Australian shark attack survivor (1934–1998)

Henri Bource (25 March 1934 – 4 September 1998) was an Australian scuba diver, underwater filmmaker, musician and shark attack survivor. In 1964, he was attacked by a great white shark, losing his left leg. In his 1969 documentary film Savage Shadows, he recreated the scene of the attack.

== Early life ==
Bource was born in the Netherlands and emigrated to Australia as a teenager in 1954. He learned to use an aqualung with his father and trained as a graphic artist.

== Shark attack ==
Bource was attacked by what is believed to have been a 2.4 metre long great white shark off Lady Julia Percy Island in Australia in November 1964. He was 30 years old at the time, and was living in Hawthorn East.

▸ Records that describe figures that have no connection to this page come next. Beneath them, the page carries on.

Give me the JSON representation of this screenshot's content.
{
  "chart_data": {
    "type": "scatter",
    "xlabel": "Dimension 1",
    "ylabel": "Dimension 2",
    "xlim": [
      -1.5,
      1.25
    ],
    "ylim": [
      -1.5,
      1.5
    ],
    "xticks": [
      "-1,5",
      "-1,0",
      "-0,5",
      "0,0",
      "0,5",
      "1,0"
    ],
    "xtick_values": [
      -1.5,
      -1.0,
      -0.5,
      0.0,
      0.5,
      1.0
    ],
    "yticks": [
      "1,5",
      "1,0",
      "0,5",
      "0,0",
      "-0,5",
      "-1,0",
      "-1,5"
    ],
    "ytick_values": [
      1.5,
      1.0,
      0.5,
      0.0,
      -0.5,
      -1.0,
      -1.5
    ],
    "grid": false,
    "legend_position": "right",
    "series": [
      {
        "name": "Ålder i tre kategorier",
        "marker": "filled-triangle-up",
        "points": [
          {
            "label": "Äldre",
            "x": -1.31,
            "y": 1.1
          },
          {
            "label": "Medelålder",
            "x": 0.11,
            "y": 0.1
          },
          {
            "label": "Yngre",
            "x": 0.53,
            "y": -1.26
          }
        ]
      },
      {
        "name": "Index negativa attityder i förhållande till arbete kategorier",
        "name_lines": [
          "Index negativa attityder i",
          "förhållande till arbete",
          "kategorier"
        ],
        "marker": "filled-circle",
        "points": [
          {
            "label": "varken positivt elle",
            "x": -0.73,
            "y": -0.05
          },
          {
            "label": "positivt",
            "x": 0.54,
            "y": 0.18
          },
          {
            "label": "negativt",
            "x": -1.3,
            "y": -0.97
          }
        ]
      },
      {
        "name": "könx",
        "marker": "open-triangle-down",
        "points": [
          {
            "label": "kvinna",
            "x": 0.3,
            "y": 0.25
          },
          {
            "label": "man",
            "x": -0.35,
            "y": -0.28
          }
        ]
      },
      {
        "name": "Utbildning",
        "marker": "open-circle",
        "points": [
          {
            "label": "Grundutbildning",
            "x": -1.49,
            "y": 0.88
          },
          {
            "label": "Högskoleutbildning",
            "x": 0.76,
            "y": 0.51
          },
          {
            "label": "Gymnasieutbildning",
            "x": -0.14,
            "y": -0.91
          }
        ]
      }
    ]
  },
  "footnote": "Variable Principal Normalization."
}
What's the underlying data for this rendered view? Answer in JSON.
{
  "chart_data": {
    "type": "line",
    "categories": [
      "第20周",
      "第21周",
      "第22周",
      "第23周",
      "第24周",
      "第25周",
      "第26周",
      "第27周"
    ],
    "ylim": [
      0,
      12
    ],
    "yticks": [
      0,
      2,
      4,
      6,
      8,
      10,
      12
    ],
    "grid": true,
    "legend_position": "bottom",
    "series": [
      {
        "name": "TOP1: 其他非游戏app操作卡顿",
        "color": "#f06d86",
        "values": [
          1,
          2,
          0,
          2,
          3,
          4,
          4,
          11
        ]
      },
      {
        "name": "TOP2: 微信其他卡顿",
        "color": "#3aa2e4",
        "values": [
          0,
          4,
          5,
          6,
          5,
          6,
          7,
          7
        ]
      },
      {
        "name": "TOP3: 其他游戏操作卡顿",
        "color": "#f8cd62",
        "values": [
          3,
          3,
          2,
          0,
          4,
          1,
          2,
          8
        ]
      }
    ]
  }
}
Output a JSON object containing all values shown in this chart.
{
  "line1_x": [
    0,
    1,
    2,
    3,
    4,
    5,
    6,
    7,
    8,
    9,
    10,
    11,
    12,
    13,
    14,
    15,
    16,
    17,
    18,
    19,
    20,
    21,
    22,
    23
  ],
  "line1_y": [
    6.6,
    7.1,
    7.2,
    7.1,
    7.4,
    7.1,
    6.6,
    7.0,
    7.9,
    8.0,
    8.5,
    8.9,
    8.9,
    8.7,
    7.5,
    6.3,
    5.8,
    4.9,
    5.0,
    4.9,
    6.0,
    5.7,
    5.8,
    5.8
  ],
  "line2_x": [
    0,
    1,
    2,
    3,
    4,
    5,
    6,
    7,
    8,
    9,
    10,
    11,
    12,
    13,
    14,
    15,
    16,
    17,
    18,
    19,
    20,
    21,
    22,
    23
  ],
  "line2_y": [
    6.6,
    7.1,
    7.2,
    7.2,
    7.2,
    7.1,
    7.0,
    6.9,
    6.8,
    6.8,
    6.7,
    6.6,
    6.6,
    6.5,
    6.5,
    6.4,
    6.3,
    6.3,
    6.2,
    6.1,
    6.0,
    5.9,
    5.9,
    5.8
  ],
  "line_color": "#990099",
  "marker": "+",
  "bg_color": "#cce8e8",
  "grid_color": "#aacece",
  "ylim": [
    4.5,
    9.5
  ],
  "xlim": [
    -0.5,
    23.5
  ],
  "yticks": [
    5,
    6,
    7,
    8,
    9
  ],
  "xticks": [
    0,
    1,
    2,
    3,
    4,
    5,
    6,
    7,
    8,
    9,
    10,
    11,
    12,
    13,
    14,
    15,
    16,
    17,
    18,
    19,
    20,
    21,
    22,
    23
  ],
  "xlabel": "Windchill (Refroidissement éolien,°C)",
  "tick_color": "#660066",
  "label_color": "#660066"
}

He lost his left leg but survived the attack and went on to retell the story in his 1969 documentary film, Savage Shadows. He continued to dive, wearing a modified diving fin on the stump of his left leg. During the 1970s he made a short film for BHP and Esso called Reef of Steel and appeared in Island Treasure in 1981. He was interviewed at various times about his shark attack, including by Peter Luck in 1979.

== Music career ==
Bource was a saxophonist and band leader of the Henri Bource Allstars who recorded for the Australian Planet record label. He also played with the Thunderbirds (1960–62), The Planets and The Johnny Donohue Quartet.